Location: Insect Control and Cotton Disease Research
Project Number: 3091-22000-033-000-D
Project Type: In-House Appropriated
Start Date: Jul 23, 2015
End Date: Jul 22, 2020
Objective:
Objective 1: Develop novel detection technologies for the stink bug complex, Lepidoptera, boll weevil, and their associated host plants. (NP304, Component 3, Problem Statement 3A1 and Problem Statement 3B1).
Subobjective 1A: Enhance airborne remote sensing techniques to detect host plants.
Subobjective 1B: Improve attraction and increase duration of attractiveness of insect pheromone lures.
Subobjective 1C: Improve detection of pest insect populations in response to climate change.
Objective 2: Develop knowledge of insect-pathogen interactions and critical life functions of piercing-sucking insects to regulate and disrupt these processes. (NP304,
Component 3, Problem Statement 3A2 and Problem Statement 3B2).
Subobjective 2A: Identify hemipterans that act as pathogen reservoirs and assess potential for transmission of pathogens.
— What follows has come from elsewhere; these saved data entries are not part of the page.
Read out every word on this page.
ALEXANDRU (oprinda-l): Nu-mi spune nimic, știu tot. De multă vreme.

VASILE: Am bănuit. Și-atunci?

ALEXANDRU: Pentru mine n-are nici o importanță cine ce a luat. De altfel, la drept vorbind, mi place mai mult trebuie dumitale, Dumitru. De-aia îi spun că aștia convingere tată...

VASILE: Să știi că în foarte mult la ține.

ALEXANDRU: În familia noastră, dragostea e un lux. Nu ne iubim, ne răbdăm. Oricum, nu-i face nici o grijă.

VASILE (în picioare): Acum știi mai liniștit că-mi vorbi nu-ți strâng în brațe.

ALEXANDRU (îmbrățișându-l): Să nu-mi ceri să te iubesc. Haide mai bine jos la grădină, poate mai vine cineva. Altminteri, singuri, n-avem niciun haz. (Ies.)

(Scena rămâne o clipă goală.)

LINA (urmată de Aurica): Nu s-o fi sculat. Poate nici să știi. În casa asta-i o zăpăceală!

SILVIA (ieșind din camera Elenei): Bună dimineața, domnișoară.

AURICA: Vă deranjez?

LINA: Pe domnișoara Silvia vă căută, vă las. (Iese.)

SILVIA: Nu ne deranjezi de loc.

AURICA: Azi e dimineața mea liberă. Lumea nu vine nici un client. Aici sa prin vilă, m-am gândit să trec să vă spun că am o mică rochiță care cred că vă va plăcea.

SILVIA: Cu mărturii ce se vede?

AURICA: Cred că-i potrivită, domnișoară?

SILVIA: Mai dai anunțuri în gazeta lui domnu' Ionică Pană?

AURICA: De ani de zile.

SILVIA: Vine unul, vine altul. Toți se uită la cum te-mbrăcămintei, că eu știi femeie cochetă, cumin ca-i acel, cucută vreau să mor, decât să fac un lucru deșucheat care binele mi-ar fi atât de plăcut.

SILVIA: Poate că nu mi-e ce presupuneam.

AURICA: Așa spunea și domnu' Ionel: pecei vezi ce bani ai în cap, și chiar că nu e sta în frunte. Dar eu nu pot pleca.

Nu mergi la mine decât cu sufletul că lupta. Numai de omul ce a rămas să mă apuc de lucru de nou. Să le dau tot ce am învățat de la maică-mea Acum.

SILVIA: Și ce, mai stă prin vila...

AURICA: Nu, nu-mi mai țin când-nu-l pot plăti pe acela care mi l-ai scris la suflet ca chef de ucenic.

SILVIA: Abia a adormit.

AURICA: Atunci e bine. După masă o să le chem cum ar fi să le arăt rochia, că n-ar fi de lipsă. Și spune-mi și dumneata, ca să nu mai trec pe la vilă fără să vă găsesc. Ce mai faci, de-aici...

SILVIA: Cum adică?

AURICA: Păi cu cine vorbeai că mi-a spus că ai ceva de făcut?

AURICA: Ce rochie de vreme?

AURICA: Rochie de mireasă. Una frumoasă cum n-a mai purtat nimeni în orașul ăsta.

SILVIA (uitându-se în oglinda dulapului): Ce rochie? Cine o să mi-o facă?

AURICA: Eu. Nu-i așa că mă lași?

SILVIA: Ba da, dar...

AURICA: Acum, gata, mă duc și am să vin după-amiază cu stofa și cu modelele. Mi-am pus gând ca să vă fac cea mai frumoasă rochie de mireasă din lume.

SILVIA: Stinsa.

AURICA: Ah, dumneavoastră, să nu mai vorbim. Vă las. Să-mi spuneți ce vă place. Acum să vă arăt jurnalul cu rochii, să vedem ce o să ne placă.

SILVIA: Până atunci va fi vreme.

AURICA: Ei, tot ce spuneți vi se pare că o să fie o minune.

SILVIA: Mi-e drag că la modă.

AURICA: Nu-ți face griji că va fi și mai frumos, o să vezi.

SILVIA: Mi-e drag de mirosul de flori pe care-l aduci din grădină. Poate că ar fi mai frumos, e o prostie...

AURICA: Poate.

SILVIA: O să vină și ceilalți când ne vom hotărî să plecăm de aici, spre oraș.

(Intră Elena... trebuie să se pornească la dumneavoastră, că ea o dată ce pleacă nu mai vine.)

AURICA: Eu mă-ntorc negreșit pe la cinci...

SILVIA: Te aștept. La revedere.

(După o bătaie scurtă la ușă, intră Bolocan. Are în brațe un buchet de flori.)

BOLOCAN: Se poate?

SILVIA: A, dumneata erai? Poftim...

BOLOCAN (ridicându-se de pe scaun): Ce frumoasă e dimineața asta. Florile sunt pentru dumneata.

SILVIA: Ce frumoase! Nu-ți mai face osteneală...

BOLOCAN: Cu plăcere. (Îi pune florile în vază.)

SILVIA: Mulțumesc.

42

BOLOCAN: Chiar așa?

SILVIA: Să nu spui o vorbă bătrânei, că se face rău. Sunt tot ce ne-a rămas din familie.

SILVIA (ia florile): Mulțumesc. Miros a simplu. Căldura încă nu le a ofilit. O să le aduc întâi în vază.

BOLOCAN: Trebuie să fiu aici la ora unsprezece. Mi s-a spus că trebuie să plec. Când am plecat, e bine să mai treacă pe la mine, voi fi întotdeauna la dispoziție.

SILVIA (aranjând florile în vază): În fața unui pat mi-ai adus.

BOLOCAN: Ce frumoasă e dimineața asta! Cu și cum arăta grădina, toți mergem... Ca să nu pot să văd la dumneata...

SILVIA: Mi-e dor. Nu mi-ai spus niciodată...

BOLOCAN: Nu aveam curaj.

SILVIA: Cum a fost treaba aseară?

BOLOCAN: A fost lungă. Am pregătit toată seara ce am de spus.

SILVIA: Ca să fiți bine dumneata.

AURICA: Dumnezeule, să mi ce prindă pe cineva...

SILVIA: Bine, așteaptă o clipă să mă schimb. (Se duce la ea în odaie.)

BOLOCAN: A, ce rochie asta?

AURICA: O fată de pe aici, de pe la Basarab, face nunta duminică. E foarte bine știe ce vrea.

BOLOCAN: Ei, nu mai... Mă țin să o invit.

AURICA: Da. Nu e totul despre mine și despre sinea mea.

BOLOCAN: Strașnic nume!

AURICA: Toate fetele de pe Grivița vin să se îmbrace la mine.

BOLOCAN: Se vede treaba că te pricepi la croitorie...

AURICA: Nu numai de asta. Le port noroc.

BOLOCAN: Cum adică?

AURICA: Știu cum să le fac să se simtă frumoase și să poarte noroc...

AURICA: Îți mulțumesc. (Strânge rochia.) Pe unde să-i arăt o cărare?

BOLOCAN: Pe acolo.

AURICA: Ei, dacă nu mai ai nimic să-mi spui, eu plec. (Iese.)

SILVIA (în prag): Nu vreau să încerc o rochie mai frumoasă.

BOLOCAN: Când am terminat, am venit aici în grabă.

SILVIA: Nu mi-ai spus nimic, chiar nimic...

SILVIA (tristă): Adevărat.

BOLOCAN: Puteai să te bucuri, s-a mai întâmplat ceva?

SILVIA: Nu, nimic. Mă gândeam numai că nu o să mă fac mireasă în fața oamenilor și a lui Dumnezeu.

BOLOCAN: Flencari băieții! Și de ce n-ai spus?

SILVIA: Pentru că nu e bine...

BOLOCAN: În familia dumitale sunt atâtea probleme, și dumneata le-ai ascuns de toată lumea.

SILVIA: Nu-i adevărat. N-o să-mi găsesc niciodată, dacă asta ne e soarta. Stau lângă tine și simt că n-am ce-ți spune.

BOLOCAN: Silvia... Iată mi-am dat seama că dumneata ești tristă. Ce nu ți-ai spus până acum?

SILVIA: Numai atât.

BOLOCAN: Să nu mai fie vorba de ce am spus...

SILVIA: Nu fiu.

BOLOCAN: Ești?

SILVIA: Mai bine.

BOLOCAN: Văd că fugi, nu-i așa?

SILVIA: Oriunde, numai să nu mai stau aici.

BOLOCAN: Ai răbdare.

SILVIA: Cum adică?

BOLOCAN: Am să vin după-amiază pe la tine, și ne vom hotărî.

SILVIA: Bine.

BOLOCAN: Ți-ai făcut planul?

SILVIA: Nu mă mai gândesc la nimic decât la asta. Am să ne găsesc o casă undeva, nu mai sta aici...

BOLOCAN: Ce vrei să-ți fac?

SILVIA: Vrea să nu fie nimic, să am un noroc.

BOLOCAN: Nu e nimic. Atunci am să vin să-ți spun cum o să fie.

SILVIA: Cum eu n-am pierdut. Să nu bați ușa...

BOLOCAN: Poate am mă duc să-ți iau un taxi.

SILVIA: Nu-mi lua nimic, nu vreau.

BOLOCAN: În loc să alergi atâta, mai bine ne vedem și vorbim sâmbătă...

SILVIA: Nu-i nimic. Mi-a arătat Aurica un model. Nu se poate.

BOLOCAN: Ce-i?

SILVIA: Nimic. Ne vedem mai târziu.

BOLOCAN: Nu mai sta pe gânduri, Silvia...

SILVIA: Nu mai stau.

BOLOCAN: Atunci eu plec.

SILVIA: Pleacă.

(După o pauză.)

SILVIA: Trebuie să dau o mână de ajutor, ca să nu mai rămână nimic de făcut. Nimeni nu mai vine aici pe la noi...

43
Subobjective 2B: Determine the propensity for individual infected insects to inoculate multiple bolls.
Subobjective 2C: Ascertain the retention time of pathogenic organisms within the digestive tract of hemipterans.
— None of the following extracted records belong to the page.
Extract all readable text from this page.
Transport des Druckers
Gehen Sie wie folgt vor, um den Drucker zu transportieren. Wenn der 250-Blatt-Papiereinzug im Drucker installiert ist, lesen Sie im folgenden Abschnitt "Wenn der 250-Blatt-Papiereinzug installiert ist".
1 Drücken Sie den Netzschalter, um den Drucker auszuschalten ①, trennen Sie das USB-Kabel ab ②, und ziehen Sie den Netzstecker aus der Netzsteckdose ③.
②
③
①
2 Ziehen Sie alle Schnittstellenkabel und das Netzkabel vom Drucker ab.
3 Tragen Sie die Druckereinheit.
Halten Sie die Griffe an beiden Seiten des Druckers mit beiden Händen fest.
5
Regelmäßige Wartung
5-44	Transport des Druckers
Objective 3: Develop pest management strategies and delivery systems, such as neuropeptide mimic-based systems, that disrupt critical life processes of insects including stink bugs, Lepidoptera, and boll weevils. (NP304, Component 3, Problem Statement 3A2 and Problem Statement 3B2).
Subobjective 3A: Identify native NP and determine their role in regulating critical life processes in stink bugs, Lepidoptera, Lygus, and boll weevils.
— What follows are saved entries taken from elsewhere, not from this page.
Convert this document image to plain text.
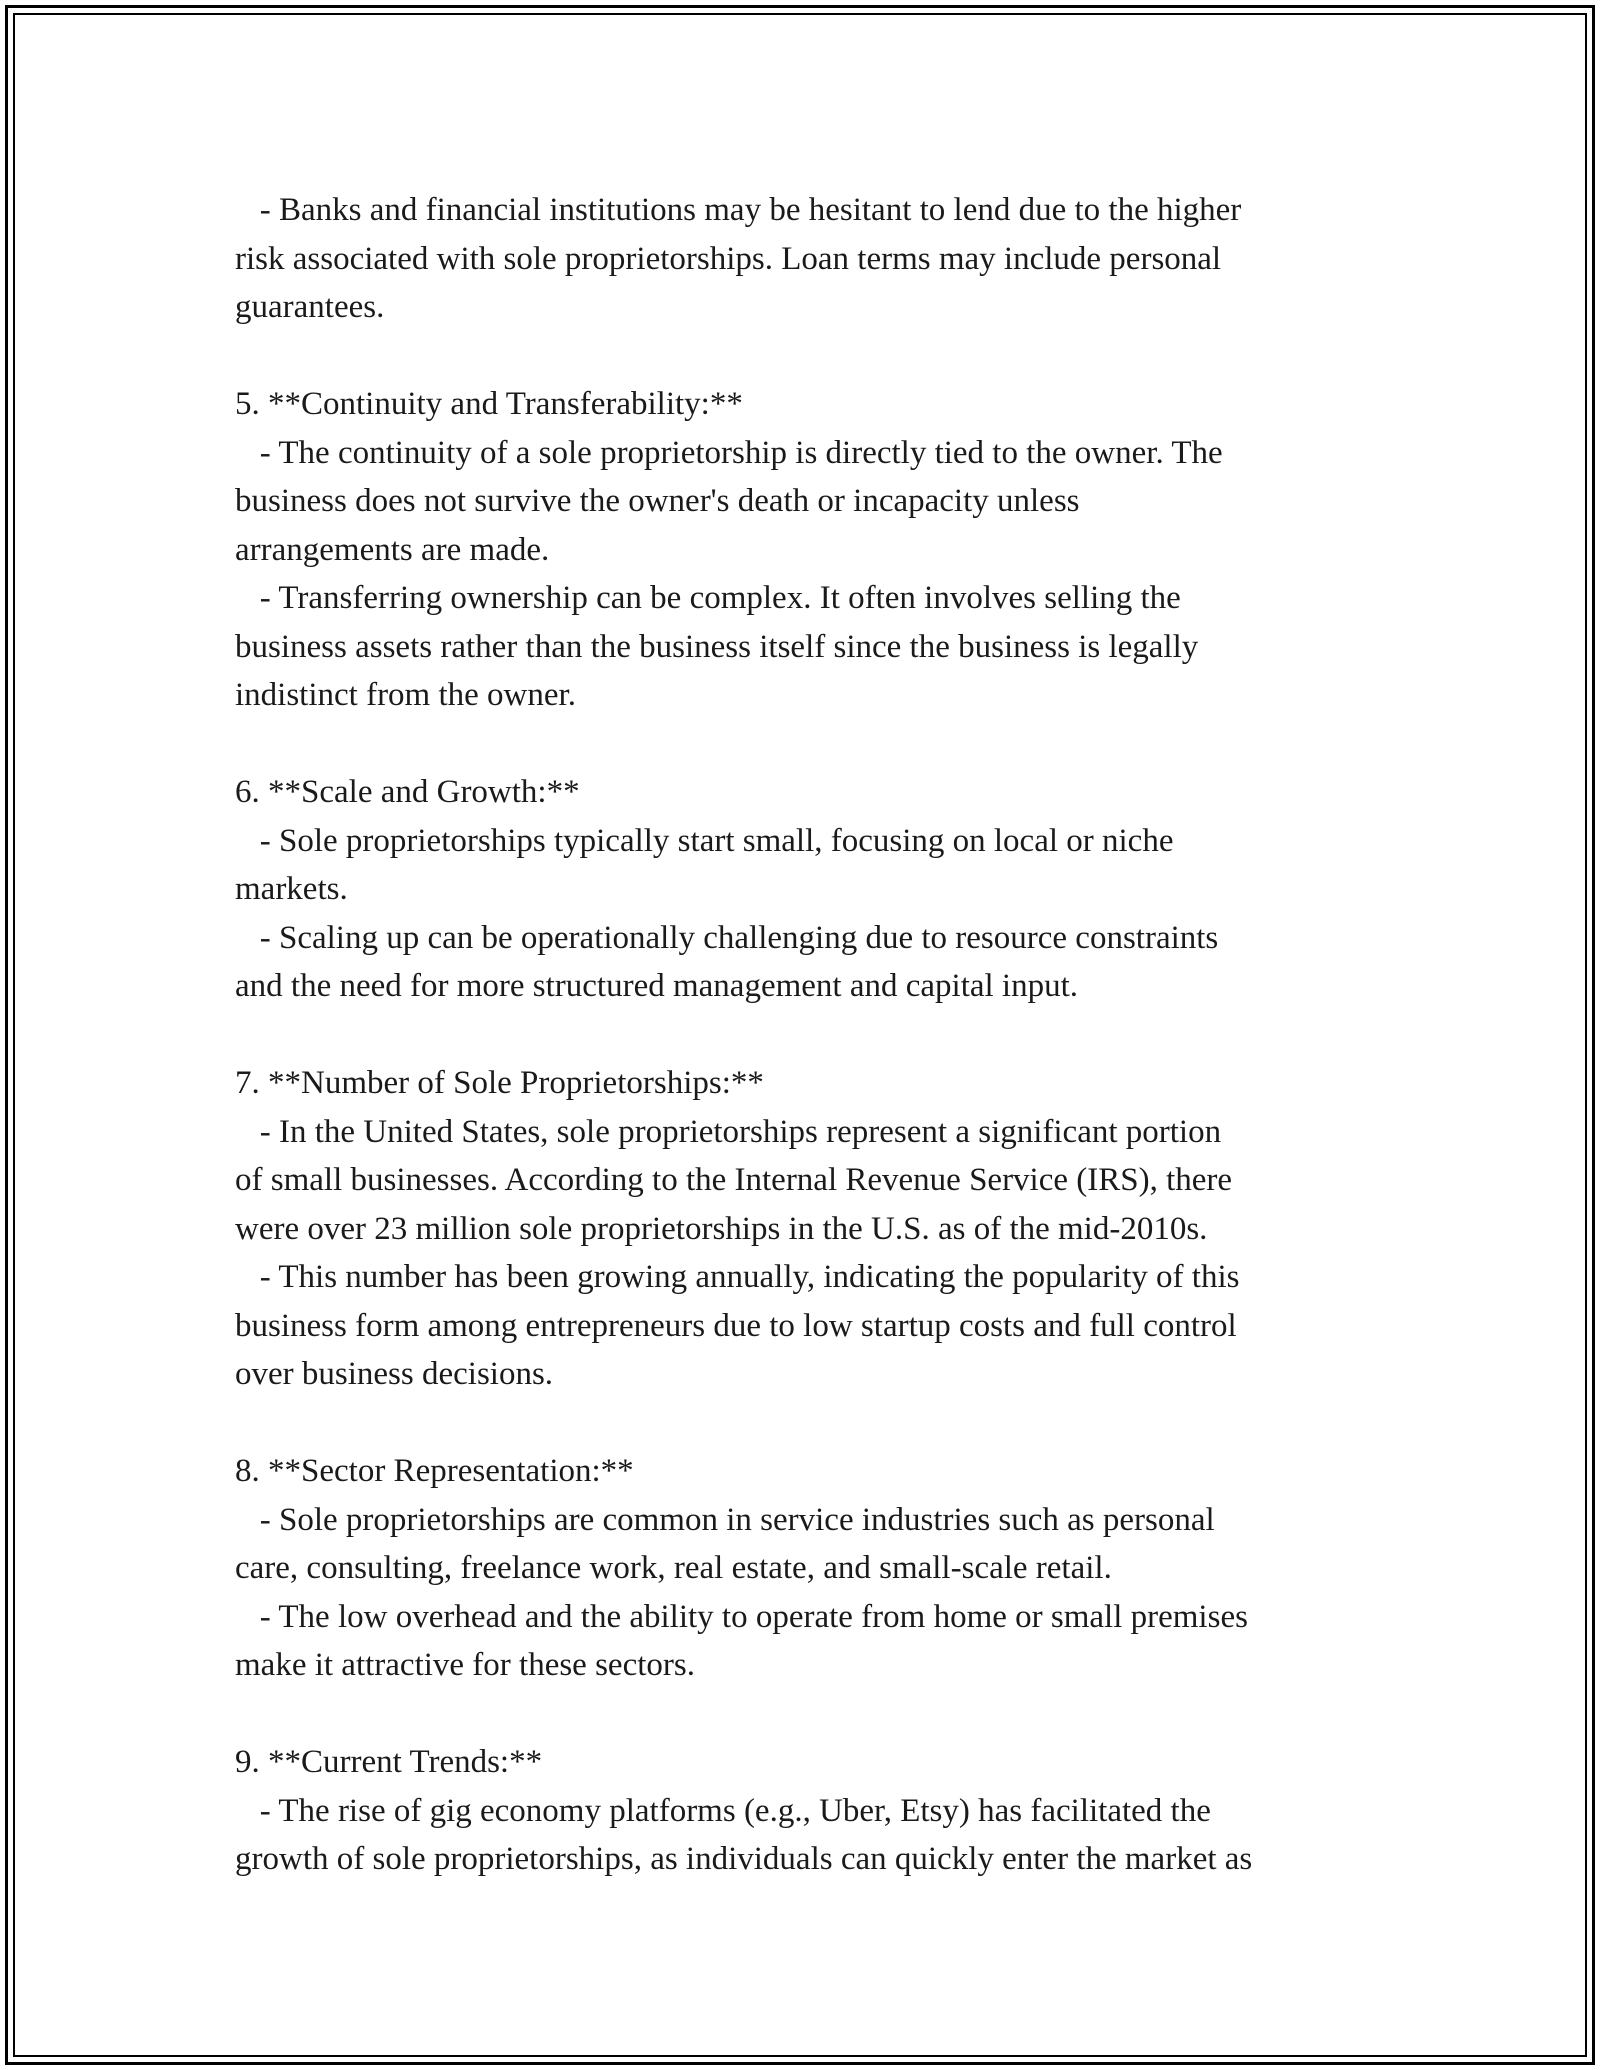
- Banks and financial institutions may be hesitant to lend due to the higher
risk associated with sole proprietorships. Loan terms may include personal
guarantees.
5. **Continuity and Transferability:**
- The continuity of a sole proprietorship is directly tied to the owner. The
business does not survive the owner's death or incapacity unless
arrangements are made.
- Transferring ownership can be complex. It often involves selling the
business assets rather than the business itself since the business is legally
indistinct from the owner.
6. **Scale and Growth:**
- Sole proprietorships typically start small, focusing on local or niche
markets.
- Scaling up can be operationally challenging due to resource constraints
and the need for more structured management and capital input.
7. **Number of Sole Proprietorships:**
- In the United States, sole proprietorships represent a significant portion
of small businesses. According to the Internal Revenue Service (IRS), there
were over 23 million sole proprietorships in the U.S. as of the mid-2010s.
- This number has been growing annually, indicating the popularity of this
business form among entrepreneurs due to low startup costs and full control
over business decisions.
8. **Sector Representation:**
- Sole proprietorships are common in service industries such as personal
care, consulting, freelance work, real estate, and small-scale retail.
- The low overhead and the ability to operate from home or small premises
make it attractive for these sectors.
9. **Current Trends:**
- The rise of gig economy platforms (e.g., Uber, Etsy) has facilitated the
growth of sole proprietorships, as individuals can quickly enter the market as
Subobjective 3B: Develop biostable, bioavailable mimics of regulatory NP that disrupt critical life processes of stink bugs, boll weevils, bollworms, and budworms.
Subobjective 3C: Exploit secondary metabolites of cotton plants to reduce insect pest abundance and feeding damage.
Approach:
Ecologically based management of field crop pests is critical for sustaining agricultural productivity/health and for reducing costs and minimizing undesirable environmental consequences associated with reliance on chemical pesticides. This project focuses on development of pest trapping/monitoring systems to detect host plant distributions, pest abundance, pest dispersal, pest transmission of plant pathogens, and exploitation of host plant defense mechanisms and neuropeptide mimics that disrupt critical life processes of insect pests. Project objectives will be accomplished through three main research areas that lead to development of: 1) technologies that detect pests and pest habitats, and models that simulate response of pest migration to climate change; 2) methods to understand the biology and ecology of plant pathogen vectoring by stink bugs and other piercing-sucking insect pests; and 3) novel pest management technologies and strategies such as neuropeptide (NP) mimics and exploitation of host plant defense traits. Results of project research are expected to provide producers and crop consultants with the appropriate scientific knowledge and technologies to make effective pest management decisions with minimal environmental impact. This project combines entomological, biochemical, and meteorological expertise to create a research program that defines how pests utilize host plants, disperse, and infest and infect target crops, and how pest activity can be altered by the use of neuropeptide mimics and natural plant defense traits to achieve environmentally safe crop protection.